Last evening National Capital Presbytery had a discussion on marriage. That’s certainly not news, though, as was noted in the introductions to the discussion, “it is long overdue.”
Because it’s far too late to make news, I won’t bore you with the “positions” that were articulated. At this point, most of us can make all of the arguments whether or not we agree with them. Courtesy of Pew Research Center we did see some interesting demographic data that no doubt surprised many members of the Presbytery if for no other reason than how the facts underscore how rapidly the culture is changing around us with respect to marriage.

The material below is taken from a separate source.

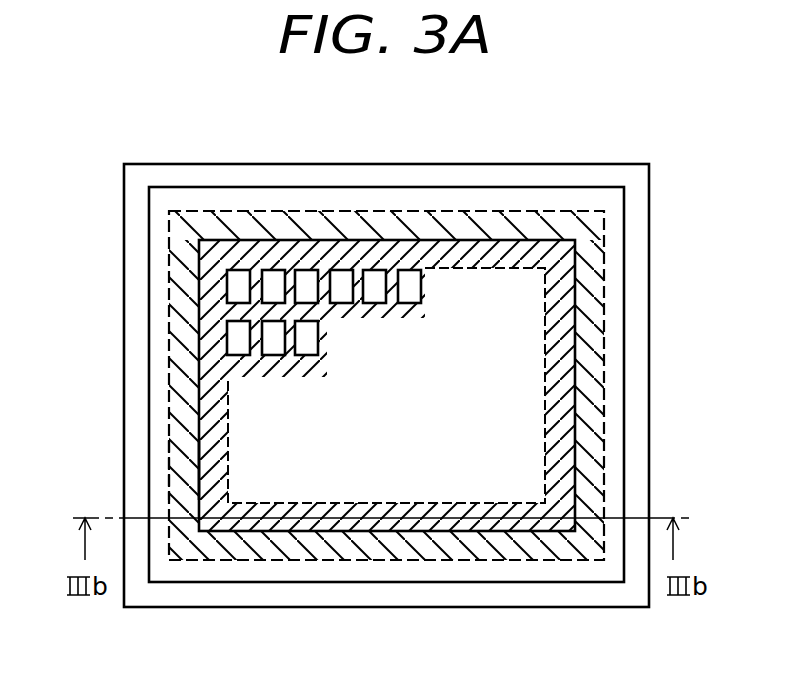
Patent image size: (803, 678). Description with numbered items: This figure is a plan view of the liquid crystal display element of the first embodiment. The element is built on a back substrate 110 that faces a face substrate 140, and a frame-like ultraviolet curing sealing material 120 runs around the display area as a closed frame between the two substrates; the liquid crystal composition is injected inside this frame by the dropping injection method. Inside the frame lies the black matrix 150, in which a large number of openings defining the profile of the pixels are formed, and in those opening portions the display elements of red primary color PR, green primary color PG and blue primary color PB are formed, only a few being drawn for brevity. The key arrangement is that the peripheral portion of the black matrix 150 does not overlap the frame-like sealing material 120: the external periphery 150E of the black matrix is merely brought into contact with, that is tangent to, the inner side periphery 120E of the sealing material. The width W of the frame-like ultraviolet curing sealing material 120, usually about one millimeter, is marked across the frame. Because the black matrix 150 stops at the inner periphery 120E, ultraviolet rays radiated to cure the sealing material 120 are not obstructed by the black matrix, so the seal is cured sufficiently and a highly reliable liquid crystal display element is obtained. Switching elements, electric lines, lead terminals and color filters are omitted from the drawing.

The facts and the arguments are more or less interesting, I suppose, depending upon your knowledge base and opinions, but the tone of the evening was far more fascinating to me than the content. Because we were not debating an issue to be voted upon, the discussion had no winners or losers, and thus the evening felt far less anxious and stressful. Perhaps the fact that no votes were taken also meant that some stridently partisan voices (like mine) were quiet. For the most part, the “the usual suspects” did not lead, but, instead simply participated around tables to which we were randomly assigned.

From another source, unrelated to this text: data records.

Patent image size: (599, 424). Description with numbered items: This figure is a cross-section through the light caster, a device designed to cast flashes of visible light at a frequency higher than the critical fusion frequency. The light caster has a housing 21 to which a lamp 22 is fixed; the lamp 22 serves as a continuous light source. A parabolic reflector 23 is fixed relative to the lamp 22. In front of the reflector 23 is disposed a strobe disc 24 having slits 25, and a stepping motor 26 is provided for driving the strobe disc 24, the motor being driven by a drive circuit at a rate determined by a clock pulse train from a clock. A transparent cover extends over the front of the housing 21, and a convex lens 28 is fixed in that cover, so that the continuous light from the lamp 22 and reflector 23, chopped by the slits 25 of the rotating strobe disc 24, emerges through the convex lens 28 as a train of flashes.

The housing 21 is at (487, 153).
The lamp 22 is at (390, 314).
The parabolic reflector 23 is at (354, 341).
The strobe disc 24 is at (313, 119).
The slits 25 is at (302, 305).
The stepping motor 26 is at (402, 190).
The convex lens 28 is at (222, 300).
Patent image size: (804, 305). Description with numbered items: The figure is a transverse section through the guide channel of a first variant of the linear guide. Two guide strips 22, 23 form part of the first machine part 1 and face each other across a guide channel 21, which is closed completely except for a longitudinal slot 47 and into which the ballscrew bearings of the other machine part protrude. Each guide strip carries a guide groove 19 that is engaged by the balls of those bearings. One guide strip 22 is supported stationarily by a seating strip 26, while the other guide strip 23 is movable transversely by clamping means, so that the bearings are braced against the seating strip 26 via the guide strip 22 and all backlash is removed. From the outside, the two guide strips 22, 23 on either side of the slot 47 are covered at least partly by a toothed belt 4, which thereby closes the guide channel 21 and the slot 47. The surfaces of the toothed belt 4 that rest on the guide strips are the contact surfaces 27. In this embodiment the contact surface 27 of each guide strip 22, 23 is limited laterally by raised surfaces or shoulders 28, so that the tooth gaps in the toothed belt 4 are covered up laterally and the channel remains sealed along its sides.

After various perspectives were offered (that’s the not-news-worthy part) we were invited to talk with others at our tables prompted by a set of questions, the first of which was:
  • Where did your understanding of marriage come from?
At my table, that question prompted reflections about our respective parents and our own marriages, and that’s when the evening got interesting and profound. One person at our table grew up Roman Catholic and has been married for 29 years to a woman who grew up in a Presbyterian congregation in Alexandria. When he went to his priest to ask about getting married in the church, the priest said, “not here you won’t.” When his fiancé went to her pastor to ask about getting married in the church, the pastor said, “not here you won’t.”

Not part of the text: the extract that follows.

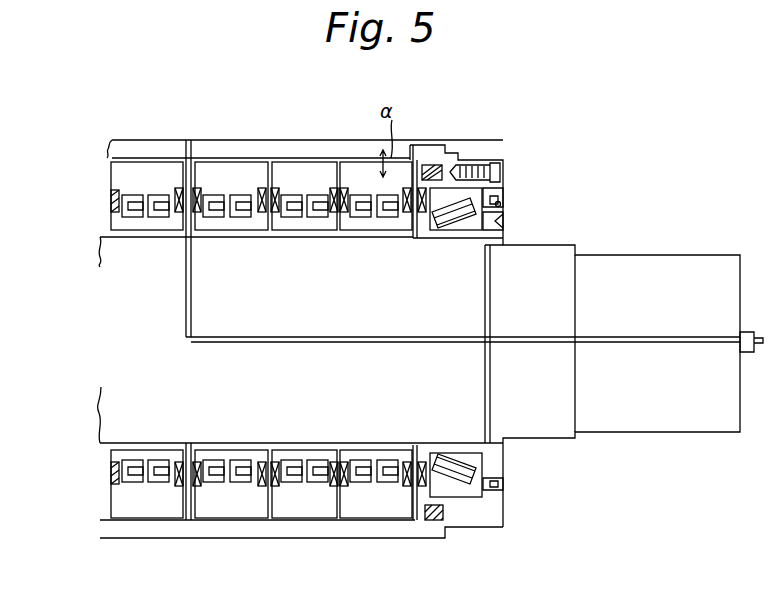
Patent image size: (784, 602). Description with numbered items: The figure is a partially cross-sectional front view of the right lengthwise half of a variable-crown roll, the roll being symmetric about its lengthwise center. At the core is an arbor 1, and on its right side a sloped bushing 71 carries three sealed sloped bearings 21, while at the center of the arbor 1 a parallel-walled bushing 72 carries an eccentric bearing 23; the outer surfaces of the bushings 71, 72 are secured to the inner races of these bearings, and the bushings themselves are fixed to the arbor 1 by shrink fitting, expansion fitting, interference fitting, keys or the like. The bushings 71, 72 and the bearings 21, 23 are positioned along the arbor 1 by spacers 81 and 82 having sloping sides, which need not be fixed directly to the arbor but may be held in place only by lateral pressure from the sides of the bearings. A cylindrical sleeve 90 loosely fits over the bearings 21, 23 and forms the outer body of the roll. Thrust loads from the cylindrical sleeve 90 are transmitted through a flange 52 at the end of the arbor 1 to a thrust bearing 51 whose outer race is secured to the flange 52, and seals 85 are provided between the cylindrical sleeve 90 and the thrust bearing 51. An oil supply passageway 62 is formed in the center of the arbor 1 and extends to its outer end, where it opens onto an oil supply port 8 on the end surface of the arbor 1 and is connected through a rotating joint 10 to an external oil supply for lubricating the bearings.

Many of us at the meeting last night have performed weddings for couples who come from different faith backgrounds. The differences can certainly be hugely significant, but for most of us that significance would be the beginning of the conversation not the end. We can scarcely imagine saying “not here you won’t” to a straight couple that comes to us seeking, for all the right reasons, to get married in the church. But that is precisely the word that gay and lesbian couples hear from the church all of the time: “not here you won’t.”
Another person in our small circle noted that, as an African-American woman married for more than four decades to a white man, she had experienced first-hand the resistance to changing attitudes about marriage and that her husband had been threatened more than once because of their marriage.
Then she went on to tell us a remarkable, uniquely American story of change. Her great-grandmother, whom she had known and whom she remembered from her childhood, was the daughter of a woman produced by a union between a slave and slave-owner. She noted that “folks who aren’t supposed to be having sex have been doing it for a long time, and it’s nothing new!” She went on to tell us that a few years ago the white descendants of that slave-owner had tracked her family down when doing genealogical research, and that now they hold a joint family reunion of the sons and daughters of former slaves and the sons and daughters of former slave-owners.
At the time when those two family lines first crossed no one could have imagined their joyous reunion just a few generations later. Indeed, had the slave and master sought to be wed, every church in the land would have told them, “not here you won’t.”